Хант улыбнулся, несколько раздраженный.
— Господи боже мой, ты так же самонадеян, как и другие. Откуда у вас такая монополия?
Я ответил быстро, этот вопрос был у меня тщательно продуман:
— Мы ставим опыты, получаем результаты и делаем предположение, что должна существовать такая штука, как атомы. Тогда мы идем дальше: если наше предположение об атомах правильно, то какие-то опыты должны дать определенные результаты. Мы ставим новые опыты, и результат подтверждает наши выводы.
Хант помолчал.
— Ваши атомы — это только догадка, которая подтверждается. Это не истина.
— Раз догадка подтверждается, значит, это истина.
Он нетерпеливо потер щеку.
— Мы сейчас просто жонглируем словами. Что в этом толку? Но я не вижу, почему нужно превращать науку в какую-то страсть.
— Предложи что-нибудь получше, — улыбнулся я.
— Я должен сначала сам во всем разобраться, — сказал он. — Но у тебя, Артур, есть воображение, ты даже чуток к людям, когда этому не мешает твоя наука, как же ты можешь посвятить свою душу и тело чему-то столь абсурдно нереальному?
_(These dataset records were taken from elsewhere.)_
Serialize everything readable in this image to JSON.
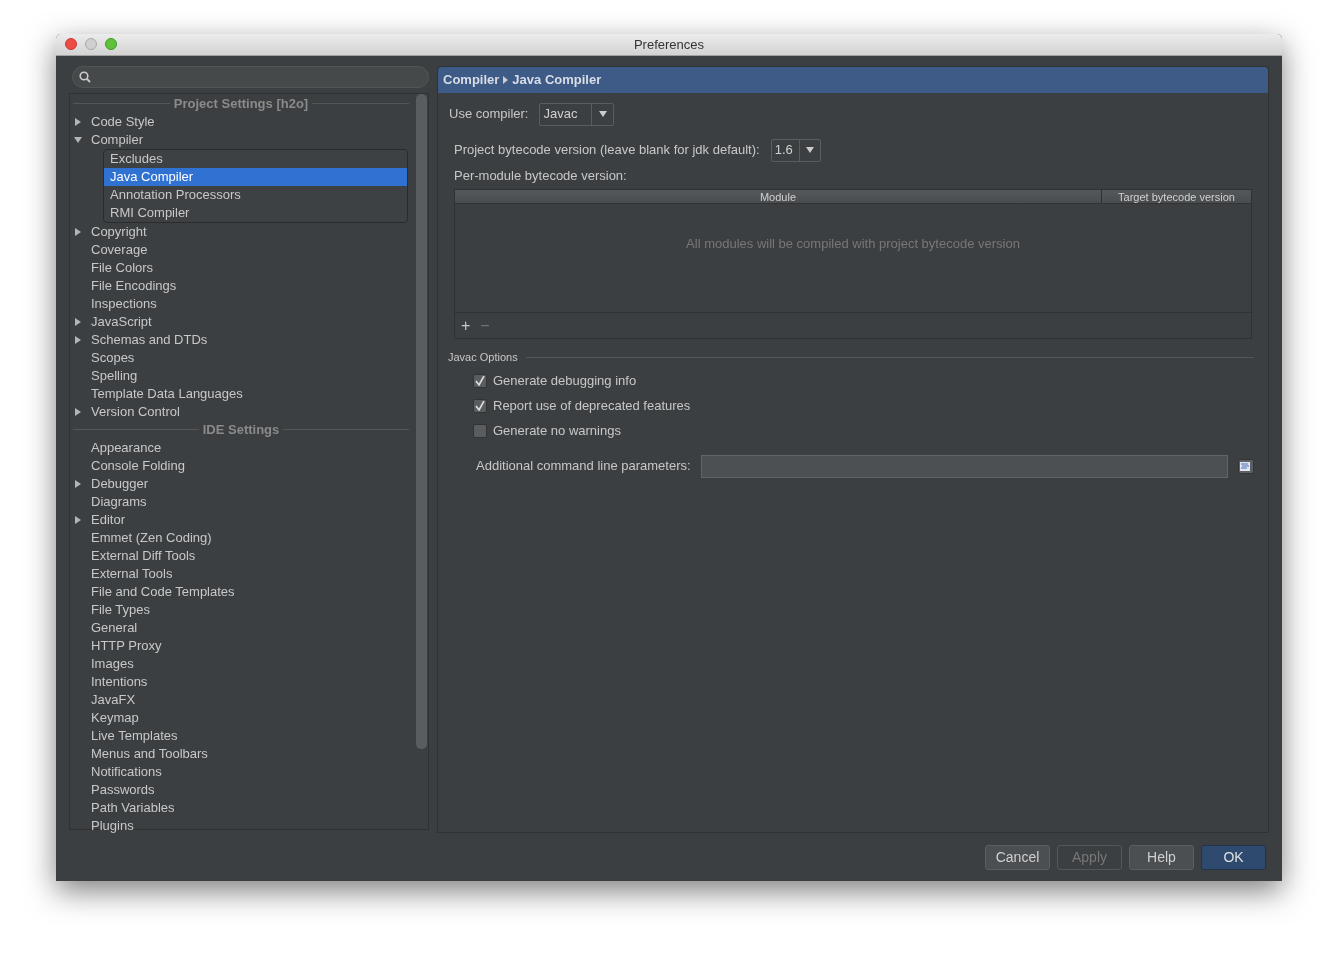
{
  "window": {
    "title": "Preferences"
  },
  "sidebar": {
    "sections": [
      {
        "title": "Project Settings [h2o]",
        "items": [
          {
            "label": "Code Style",
            "expanded": false,
            "selected": false
          },
          {
            "label": "Compiler",
            "expanded": true,
            "selected": false,
            "children": [
              {
                "label": "Excludes",
                "selected": false
              },
              {
                "label": "Java Compiler",
                "selected": true
              },
              {
                "label": "Annotation Processors",
                "selected": false
              },
              {
                "label": "RMI Compiler",
                "selected": false
              }
            ]
          },
          {
            "label": "Copyright",
            "expanded": false,
            "selected": false
          },
          {
            "label": "Coverage",
            "selected": false
          },
          {
            "label": "File Colors",
            "selected": false
          },
          {
            "label": "File Encodings",
            "selected": false
          },
          {
            "label": "Inspections",
            "selected": false
          },
          {
            "label": "JavaScript",
            "expanded": false,
            "selected": false
          },
          {
            "label": "Schemas and DTDs",
            "expanded": false,
            "selected": false
          },
          {
            "label": "Scopes",
            "selected": false
          },
          {
            "label": "Spelling",
            "selected": false
          },
          {
            "label": "Template Data Languages",
            "selected": false
          },
          {
            "label": "Version Control",
            "expanded": false,
            "selected": false
          }
        ]
      },
      {
        "title": "IDE Settings",
        "items": [
          {
            "label": "Appearance",
            "selected": false
          },
          {
            "label": "Console Folding",
            "selected": false
          },
          {
            "label": "Debugger",
            "expanded": false,
            "selected": false
          },
          {
            "label": "Diagrams",
            "selected": false
          },
          {
            "label": "Editor",
            "expanded": false,
            "selected": false
          },
          {
            "label": "Emmet (Zen Coding)",
            "selected": false
          },
          {
            "label": "External Diff Tools",
            "selected": false
          },
          {
            "label": "External Tools",
            "selected": false
          },
          {
            "label": "File and Code Templates",
            "selected": false
          },
          {
            "label": "File Types",
            "selected": false
          },
          {
            "label": "General",
            "selected": false
          },
          {
            "label": "HTTP Proxy",
            "selected": false
          },
          {
            "label": "Images",
            "selected": false
          },
          {
            "label": "Intentions",
            "selected": false
          },
          {
            "label": "JavaFX",
            "selected": false
          },
          {
            "label": "Keymap",
            "selected": false
          },
          {
            "label": "Live Templates",
            "selected": false
          },
          {
            "label": "Menus and Toolbars",
            "selected": false
          },
          {
            "label": "Notifications",
            "selected": false
          },
          {
            "label": "Passwords",
            "selected": false
          },
          {
            "label": "Path Variables",
            "selected": false
          },
          {
            "label": "Plugins",
            "selected": false
          }
        ]
      }
    ]
  },
  "panel": {
    "breadcrumb": [
      "Compiler",
      "Java Compiler"
    ],
    "use_compiler": {
      "label": "Use compiler:",
      "value": "Javac"
    },
    "bytecode": {
      "label": "Project bytecode version (leave blank for jdk default):",
      "value": "1.6"
    },
    "per_module": {
      "label": "Per-module bytecode version:",
      "columns": [
        "Module",
        "Target bytecode version"
      ],
      "empty_text": "All modules will be compiled with project bytecode version",
      "add": "+",
      "remove": "−"
    },
    "javac_options": {
      "title": "Javac Options",
      "checkboxes": [
        {
          "label": "Generate debugging info",
          "checked": true
        },
        {
          "label": "Report use of deprecated features",
          "checked": true
        },
        {
          "label": "Generate no warnings",
          "checked": false
        }
      ],
      "params": {
        "label": "Additional command line parameters:"
      }
    }
  },
  "buttons": [
    {
      "label": "Cancel",
      "disabled": false,
      "default": false
    },
    {
      "label": "Apply",
      "disabled": true,
      "default": false
    },
    {
      "label": "Help",
      "disabled": false,
      "default": false
    },
    {
      "label": "OK",
      "disabled": false,
      "default": true
    }
  ]
}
— Нереальному! По-твоему, звезды и атомы нереальны? Как ты не можешь понять, — говорил я, — что для меня атомы в кристалле более реальны, чем газовый свет, мерцающий над этим прилавком, или вон та улыбающаяся женщина возле фонарного столба, или все эти запахи и шумы жизни? Как ты не можешь понять, что атомы в кристалле для меня более реальны, чем что бы то ни было другое?
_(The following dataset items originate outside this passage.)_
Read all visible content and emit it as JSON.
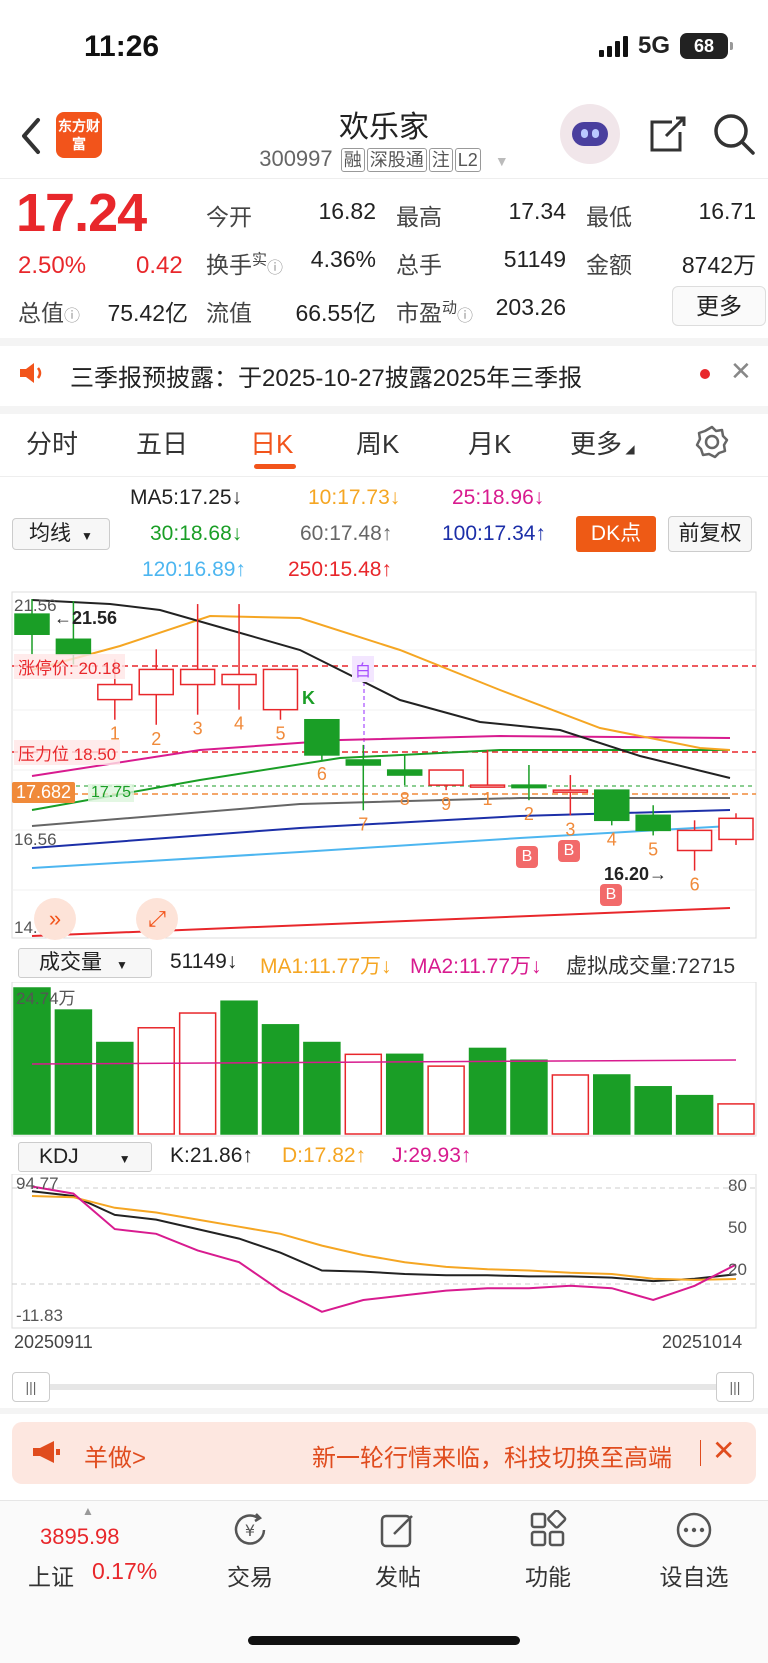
{
  "status_bar": {
    "time": "11:26",
    "network": "5G",
    "battery": "68"
  },
  "header": {
    "logo_text": "东方财富",
    "stock_name": "欢乐家",
    "stock_code": "300997",
    "tags": [
      "融",
      "深股通",
      "注",
      "L2"
    ]
  },
  "quote": {
    "price": "17.24",
    "change_pct": "2.50%",
    "change": "0.42",
    "rows": [
      [
        [
          "今开",
          "16.82",
          "normal"
        ],
        [
          "最高",
          "17.34",
          "red"
        ],
        [
          "最低",
          "16.71",
          "green"
        ]
      ],
      [
        [
          "换手",
          "4.36%",
          "normal"
        ],
        [
          "总手",
          "51149",
          "normal"
        ],
        [
          "金额",
          "8742万",
          "normal"
        ]
      ],
      [
        [
          "总值",
          "75.42亿",
          "normal"
        ],
        [
          "流值",
          "66.55亿",
          "normal"
        ],
        [
          "市盈",
          "203.26",
          "normal"
        ]
      ]
    ],
    "turnover_sup": "实",
    "pe_sup": "动",
    "more_label": "更多"
  },
  "notice": {
    "text": "三季报预披露：于2025-10-27披露2025年三季报"
  },
  "tabs": [
    "分时",
    "五日",
    "日K",
    "周K",
    "月K",
    "更多"
  ],
  "active_tab": "日K",
  "indicators": {
    "ma_select": "均线",
    "ma5": "MA5:17.25↓",
    "ma10": "10:17.73↓",
    "ma25": "25:18.96↓",
    "ma30": "30:18.68↓",
    "ma60": "60:17.48↑",
    "ma100": "100:17.34↑",
    "ma120": "120:16.89↑",
    "ma250": "250:15.48↑",
    "dk_label": "DK点",
    "fq_label": "前复权"
  },
  "chart_data": [
    {
      "type": "candlestick",
      "title": "日K",
      "y_axis_labels": [
        "21.56",
        "16.56",
        "14.90"
      ],
      "price_tags": {
        "limit_up": "涨停价: 20.18",
        "resistance": "压力位 18.50",
        "current": "17.682",
        "ma_tag": "17.75"
      },
      "annotations": {
        "high": "←21.56",
        "low": "16.20→",
        "marker_white": "白",
        "marker_k": "K"
      },
      "candles": [
        {
          "o": 21.3,
          "c": 20.9,
          "h": 21.6,
          "l": 20.5
        },
        {
          "o": 20.8,
          "c": 20.5,
          "h": 21.56,
          "l": 20.3
        },
        {
          "o": 19.6,
          "c": 19.9,
          "h": 20.4,
          "l": 19.2
        },
        {
          "o": 19.7,
          "c": 20.2,
          "h": 20.6,
          "l": 19.1
        },
        {
          "o": 19.9,
          "c": 20.2,
          "h": 21.5,
          "l": 19.3
        },
        {
          "o": 19.9,
          "c": 20.1,
          "h": 21.5,
          "l": 19.4
        },
        {
          "o": 19.4,
          "c": 20.2,
          "h": 20.2,
          "l": 19.2
        },
        {
          "o": 19.2,
          "c": 18.5,
          "h": 19.2,
          "l": 18.4
        },
        {
          "o": 18.4,
          "c": 18.3,
          "h": 18.7,
          "l": 17.4
        },
        {
          "o": 18.2,
          "c": 18.1,
          "h": 18.5,
          "l": 17.9
        },
        {
          "o": 17.9,
          "c": 18.2,
          "h": 18.2,
          "l": 17.8
        },
        {
          "o": 17.9,
          "c": 17.9,
          "h": 18.6,
          "l": 17.9
        },
        {
          "o": 17.9,
          "c": 17.85,
          "h": 18.3,
          "l": 17.6
        },
        {
          "o": 17.8,
          "c": 17.8,
          "h": 18.1,
          "l": 17.3
        },
        {
          "o": 17.8,
          "c": 17.2,
          "h": 17.8,
          "l": 17.1
        },
        {
          "o": 17.3,
          "c": 17.0,
          "h": 17.5,
          "l": 16.9
        },
        {
          "o": 16.6,
          "c": 17.0,
          "h": 17.2,
          "l": 16.2
        },
        {
          "o": 16.82,
          "c": 17.24,
          "h": 17.34,
          "l": 16.71
        }
      ],
      "candle_labels": [
        "",
        "",
        "1",
        "2",
        "3",
        "4",
        "5",
        "6",
        "7",
        "8",
        "9",
        "1",
        "2",
        "3",
        "4",
        "5",
        "6",
        ""
      ],
      "buy_markers": [
        "B",
        "B",
        "B"
      ]
    },
    {
      "type": "bar",
      "title": "成交量",
      "y_axis_labels": [
        "24.74万"
      ],
      "header": {
        "select": "成交量",
        "vol": "51149↓",
        "ma1": "MA1:11.77万↓",
        "ma2": "MA2:11.77万↓",
        "virtual": "虚拟成交量:72715"
      },
      "values": [
        24.74,
        21.0,
        15.5,
        18.0,
        20.5,
        22.5,
        18.5,
        15.5,
        13.5,
        13.5,
        11.5,
        14.5,
        12.5,
        10.0,
        10.0,
        8.0,
        6.5,
        5.1
      ],
      "up": [
        false,
        false,
        false,
        true,
        true,
        false,
        false,
        false,
        true,
        false,
        true,
        false,
        false,
        true,
        false,
        false,
        false,
        true
      ]
    },
    {
      "type": "line",
      "title": "KDJ",
      "header": {
        "select": "KDJ",
        "k": "K:21.86↑",
        "d": "D:17.82↑",
        "j": "J:29.93↑"
      },
      "y_axis_labels": [
        "94.77",
        "-11.83"
      ],
      "right_labels": [
        "80",
        "50",
        "20"
      ],
      "x_labels": [
        "20250911",
        "20251014"
      ],
      "series": [
        {
          "name": "K",
          "values": [
            92,
            88,
            72,
            68,
            60,
            52,
            40,
            25,
            24,
            22,
            21,
            21,
            20,
            20,
            19,
            16,
            18,
            21.86
          ]
        },
        {
          "name": "D",
          "values": [
            88,
            87,
            78,
            74,
            68,
            62,
            56,
            46,
            38,
            32,
            28,
            26,
            25,
            23,
            22,
            18,
            17,
            17.82
          ]
        },
        {
          "name": "J",
          "values": [
            96,
            90,
            60,
            56,
            42,
            32,
            8,
            -10,
            0,
            4,
            8,
            10,
            10,
            12,
            10,
            0,
            12,
            29.93
          ]
        }
      ]
    }
  ],
  "banner": {
    "left": "羊做>",
    "right": "新一轮行情来临，科技切换至高端"
  },
  "bottom_nav": {
    "index_value": "3895.98",
    "index_name": "上证",
    "index_pct": "0.17%",
    "items": [
      "交易",
      "发帖",
      "功能",
      "设自选"
    ]
  }
}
Хант вернулся к этому спору при несколько странных обстоятельствах.
Мы втроем были на танцах в колледже, а после этого Шерифф уговорил двух девушек отправиться с нами на квартиру к Ханту и устроить там ночное чаепитие. Мы все немного смущались, а Хант в качестве хозяина чувствовал себя еще более неловко, чем обычно. Я наблюдал за тем, как Шерифф, со своей обычной улыбкой, словно посмеиваясь над самим собой, тихо беседует с девушкой, сидевшей рядом с ним на диване. Ее звали Мона; кажется, имя ее я узнал много позже. Хант в начале вечера танцевал с ней, похоже было, что она ему нравится, но потом ею прочно овладел Шерифф. Я видел, как Хант зашел в буфет, где они уединились, постоял минуту перед ними, а потом вышел и стал танцевать с какой-то первой попавшейся девицей. У Моны была нежная кожа, и она смотрела на Шериффа большими внимательными глазами. Тем не менее я не мог понять, как она могла понравиться кому-либо из двух моих друзей.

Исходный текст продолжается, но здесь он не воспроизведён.